Как разговаривать о насилии и уязвимости: объясняют Cтраховская и Медведев

21 ноября 2016 в 14:38
Как в России меняется пространство публичного разговора? Как избавиться от устаревшей риторики и не допустить, чтобы обсуждения в соцсетях превращались в травлю или суд? В рамках совместного проекта InLiberty и «Афиши Daily» об этом рассуждают журналист Ольга Страховская и политолог Сергей Медведев.
Ольга Страховская
Журналист, главный редактор Wonderzine
Сергей Медведев
Профессор НИУ ВШЭ, историк, публицист

Илья Венявкин. Добрый вечер! Меня зовут Илья Венявкин. Я директор образовательных программ проекта InLiberty. Мы начинаем второй разговор из цикла «Я могу говорить», который организован проектом InLiberty, «Афишей Daily» и музеем МоМА.

В чем смысл того, что сейчас будет происходить, и как это встраивается в нашу общую идею? Мы придумали 8 лекций и разговоров, которые посвящены тому, что нам кажется самым важным из происходящего в нашей стране. Это можно назвать низовой модернизацией, или модернизацией чувств. Если говорить более конкретно, то нам кажется, что за последний год или чуть больше произошло много разных событий в публичном поле, которые показывают, что у определенной части общества сильно изменилось отношение к ряду вопросов, про которые мы раньше или не думали, или боялись говорить. Мы пригласили людей, которые своими руками создают язык для разговора обо всех этих проблемах, — это главный редактор Wonderzine Ольга Страховская и политолог, историк Сергей Медведев.

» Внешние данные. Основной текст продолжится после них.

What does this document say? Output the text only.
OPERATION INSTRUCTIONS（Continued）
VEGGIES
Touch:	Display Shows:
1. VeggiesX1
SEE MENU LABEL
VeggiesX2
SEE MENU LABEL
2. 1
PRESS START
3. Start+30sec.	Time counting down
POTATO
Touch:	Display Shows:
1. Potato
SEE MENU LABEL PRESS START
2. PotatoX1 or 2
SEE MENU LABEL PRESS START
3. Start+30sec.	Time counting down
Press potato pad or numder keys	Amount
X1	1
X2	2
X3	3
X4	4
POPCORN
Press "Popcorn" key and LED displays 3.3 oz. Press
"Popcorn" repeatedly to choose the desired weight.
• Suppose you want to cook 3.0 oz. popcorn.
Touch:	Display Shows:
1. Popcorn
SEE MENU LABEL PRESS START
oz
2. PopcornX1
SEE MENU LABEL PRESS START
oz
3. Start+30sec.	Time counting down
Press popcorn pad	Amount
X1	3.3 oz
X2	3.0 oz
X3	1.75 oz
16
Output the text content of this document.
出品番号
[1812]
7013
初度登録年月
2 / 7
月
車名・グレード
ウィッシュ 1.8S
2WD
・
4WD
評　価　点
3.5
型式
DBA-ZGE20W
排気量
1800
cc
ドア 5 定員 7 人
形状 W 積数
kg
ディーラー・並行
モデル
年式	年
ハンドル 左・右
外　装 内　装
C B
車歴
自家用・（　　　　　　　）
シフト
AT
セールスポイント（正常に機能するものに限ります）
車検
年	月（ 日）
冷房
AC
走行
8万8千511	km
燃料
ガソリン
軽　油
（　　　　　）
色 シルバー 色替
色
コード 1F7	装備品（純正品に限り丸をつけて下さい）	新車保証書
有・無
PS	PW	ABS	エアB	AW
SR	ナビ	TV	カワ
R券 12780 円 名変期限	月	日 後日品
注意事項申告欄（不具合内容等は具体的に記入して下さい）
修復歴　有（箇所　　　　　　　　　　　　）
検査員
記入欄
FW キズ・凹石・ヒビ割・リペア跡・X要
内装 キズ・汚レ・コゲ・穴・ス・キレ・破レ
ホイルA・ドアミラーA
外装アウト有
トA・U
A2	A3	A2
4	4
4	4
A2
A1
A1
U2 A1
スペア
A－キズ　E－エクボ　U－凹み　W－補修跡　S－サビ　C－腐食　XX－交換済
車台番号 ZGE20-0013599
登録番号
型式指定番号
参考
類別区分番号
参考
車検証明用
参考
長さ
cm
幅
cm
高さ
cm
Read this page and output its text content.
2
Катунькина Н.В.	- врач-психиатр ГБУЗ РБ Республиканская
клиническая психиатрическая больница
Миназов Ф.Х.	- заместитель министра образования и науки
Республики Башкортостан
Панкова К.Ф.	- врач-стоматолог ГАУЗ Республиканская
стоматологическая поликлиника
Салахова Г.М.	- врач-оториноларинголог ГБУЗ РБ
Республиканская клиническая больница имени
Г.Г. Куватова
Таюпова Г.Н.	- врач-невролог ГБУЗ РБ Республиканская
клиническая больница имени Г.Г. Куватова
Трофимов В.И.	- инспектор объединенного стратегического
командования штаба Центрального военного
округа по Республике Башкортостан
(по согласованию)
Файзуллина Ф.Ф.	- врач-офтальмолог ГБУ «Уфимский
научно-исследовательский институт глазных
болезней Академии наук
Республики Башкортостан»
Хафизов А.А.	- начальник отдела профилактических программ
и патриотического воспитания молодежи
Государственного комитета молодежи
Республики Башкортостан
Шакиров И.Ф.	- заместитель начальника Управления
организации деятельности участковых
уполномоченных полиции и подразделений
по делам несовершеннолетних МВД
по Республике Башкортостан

Страховская. Это очень важная и очень интересная тема, которая касается каждого из нас. Мы живем во время больших изменений, которые, возможно, не всегда заметны изнутри. Будущее пришло к нам вопреки предсказаниям фантастов и футурологов не в виде летающих машин, а в виде смартфона. Новые медиа формируются прямо здесь, у нас в руках. В зависимости от ваших настроек и от вашего желания новыми медиа могут быть твиттер Канье Уэста или фейсбук Олега Кашина.

Мне кажется, что любой разговор о публичном языке не может проходить без разговора о публичном пространстве. Если раньше у нас было четкое разделение между публичным и частным пространством, то сейчас, в том числе благодаря соцсетям, у каждого есть возможность стать частью публичного пространства и не только регламентировать и формировать свое информационное поле, но и определять зону собственной публичности. Речь идет не только о возможности выражать свое мнение, но и о возможности быть услышанным.

Оказалось, что многие люди хотят говорить. Выяснилось, что тем для дискуссии гораздо больше, чем было принято считать. Они не спускаются сверху, они прорастают снизу. Иногда эти темы прорастают вместе с непониманием, зачем и как об этом говорить. У нас часто не хватает языковых средств. Сегодня мы обсудим, как возникают новые языковые нормы, какие понятия отсутствуют в нашем устоявшемся, привычном языке, как подобрать правильные слова, когда в дело вступают вопросы морали и этики.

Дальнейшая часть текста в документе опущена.